Les assemblées citoyennes en Irlande. Tirage au sort, référendum et constitution - Forum protestant

Les assemblées citoyennes en Irlande. Tirage au sort, référendum et constitution

 

« La véritable raison de la non-participation d’élus n’est pas une réaction à la précédente expérience d’assemblée mixte, largement plébiscitée par les citoyens et les politiciens ; elle tient à la nature de l’enjeu : l’avortement, perçu comme politiquement très risqué. Ainsi, la plupart des professionnels de la politique refusent de se prononcer ouvertement sur l’avortement par peur de perdre des voix, voire leur siège, eu égard au clivage profond divisant l’électorat sur cette question. »
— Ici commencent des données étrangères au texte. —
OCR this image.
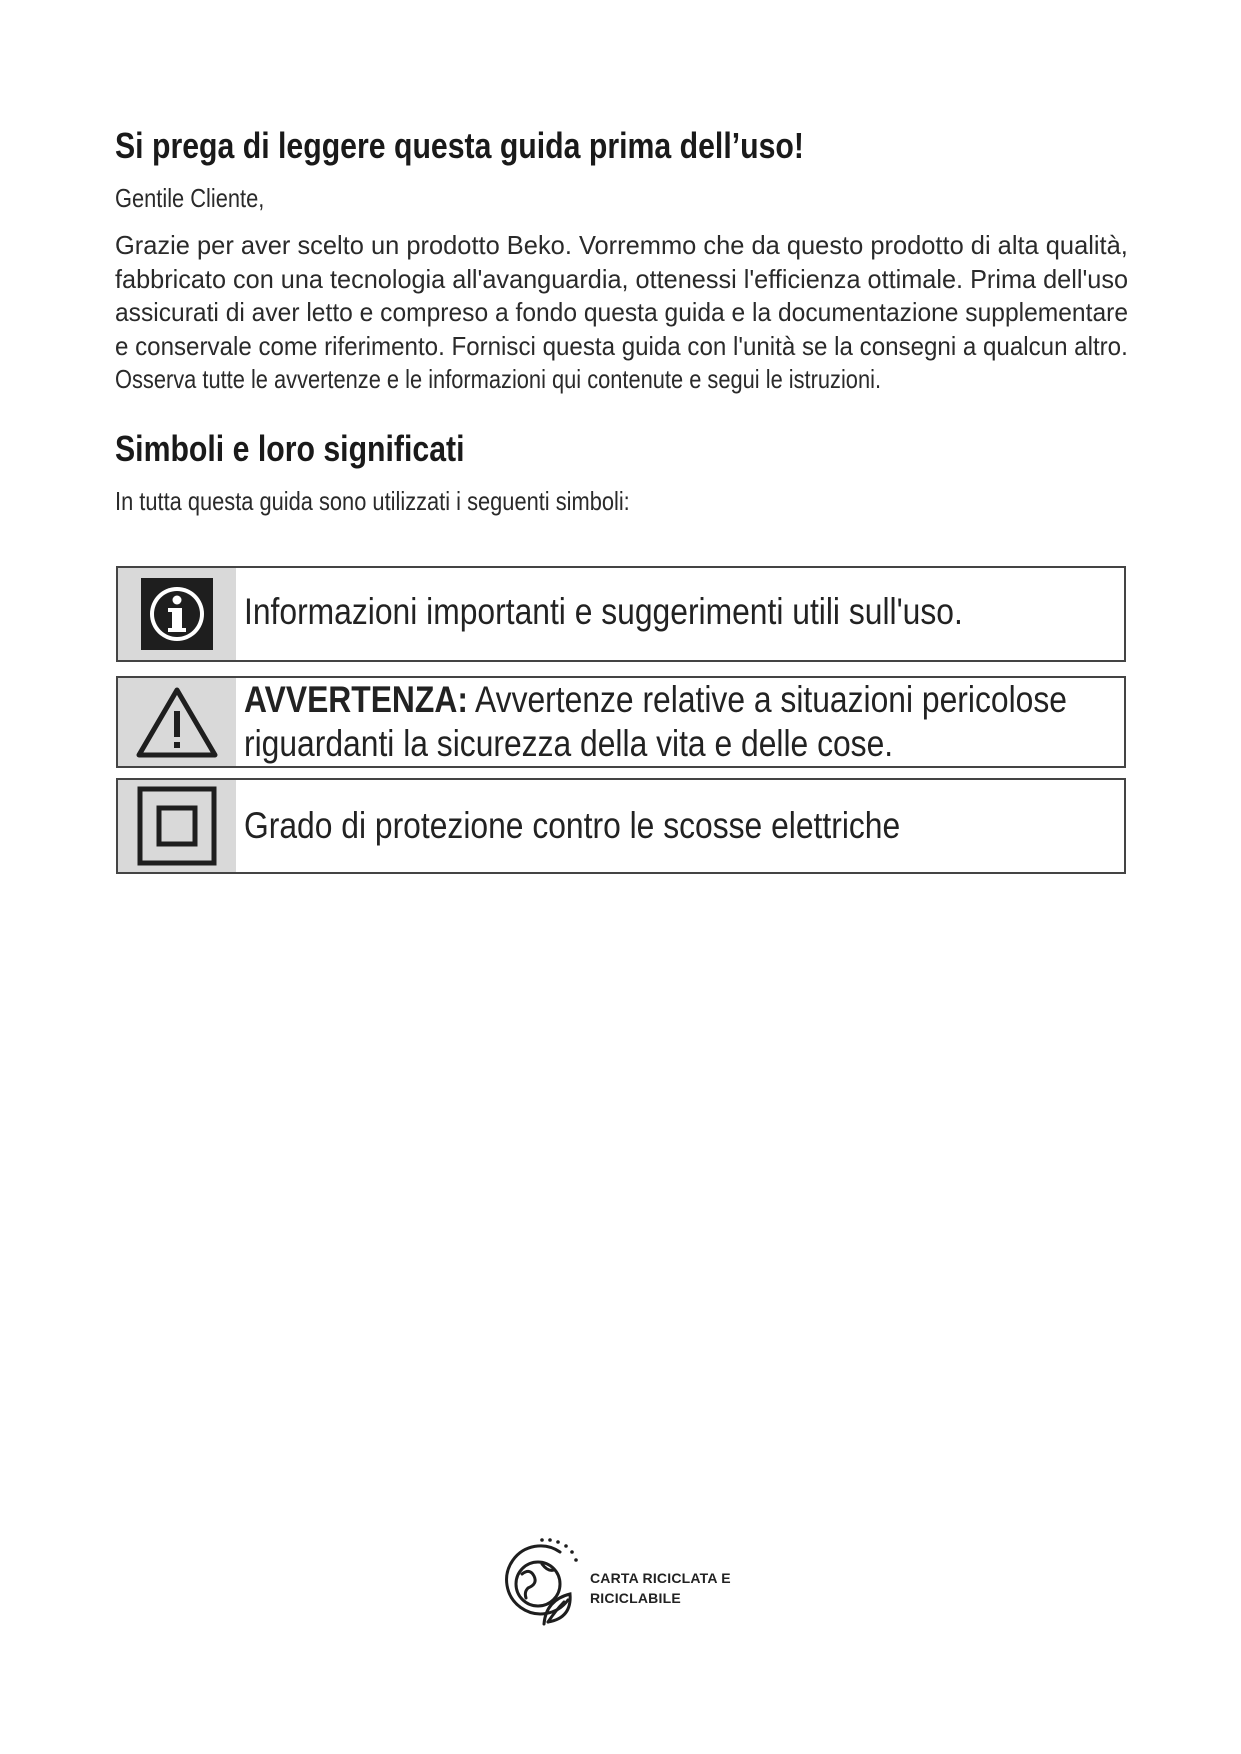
Si prega di leggere questa guida prima dell’uso!
Gentile Cliente,
Grazie per aver scelto un prodotto Beko. Vorremmo che da questo prodotto di alta qualità,
fabbricato con una tecnologia all'avanguardia, ottenessi l'efficienza ottimale. Prima dell'uso
assicurati di aver letto e compreso a fondo questa guida e la documentazione supplementare
e conservale come riferimento. Fornisci questa guida con l'unità se la consegni a qualcun altro.
Osserva tutte le avvertenze e le informazioni qui contenute e segui le istruzioni.
Simboli e loro significati
In tutta questa guida sono utilizzati i seguenti simboli:
Informazioni importanti e suggerimenti utili sull'uso.
AVVERTENZA: Avvertenze relative a situazioni pericolose
riguardanti la sicurezza della vita e delle cose.
Grado di protezione contro le scosse elettriche
CARTA RICICLATA E
RICICLABILE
Déjà expérimenté au Canada, aux Pays-Bas et en Islande dans les années 2000 mais sans que cela ait abouti à une mise en œuvre des changements proposés, le système des assemblées citoyennes par tirage au sort a connu une floraison inédite en Irlande depuis 2012. Après une campagne d’opinion en 2011, des activistes obtiennent en 2012 de la coalition qui vient de gagner les élections la création d’une Convention constitutionnelle avec un tiers d’élus et deux tiers d’autres citoyens désignés par tirage au sort. Cette Convention se réunit un week-end par mois pour entendre des experts et élaborer par petits groupes des propositions de réforme ensuite transmises au Parlement, qui décide lesquelles seront soumises au vote du peuple par référendum. C’est cette procédure qui a permis l’adoption du mariage homosexuel en 2015 (61 % de oui). La seconde Citizen’s assembly en 2016 est principalement chargée de la délicate question de l’avortement avec cette fois 99 citoyens tirés au sort (sur échantillon représentatif) et présidés par une juge de la Cour suprême. Critiquée autant par les catholiques anti-avortement que par l’extrême gauche pro-avortement, l’assemblée vote finalement à 64 % pour une légalisation. Un résultat étonnamment proche de celui finalement enregistré lors du référendum sur cette question (66 %). Exercice concluant donc puisque « le recours à des processus de délibération peut rendre gouvernables des situations bloquées ». Si les Irlandais sont les premiers à faire aboutir des propositions décidées par des assemblées tirées au sort, Dimitri Courant (qui a étudié ces processus en détail) relativise ce succès : premièrement, tout (initiative, choix et devenir des propositions) reste « aux mains des élus ». Deuxièmement, l’impact des délibérations de ces assemblées dépend grandement de leur couverture médiatique. Troisièmement, pour être efficaces, « les dispositifs délibératifs sont contraints » et loin de la spontanéité que l’on pourrait imaginer.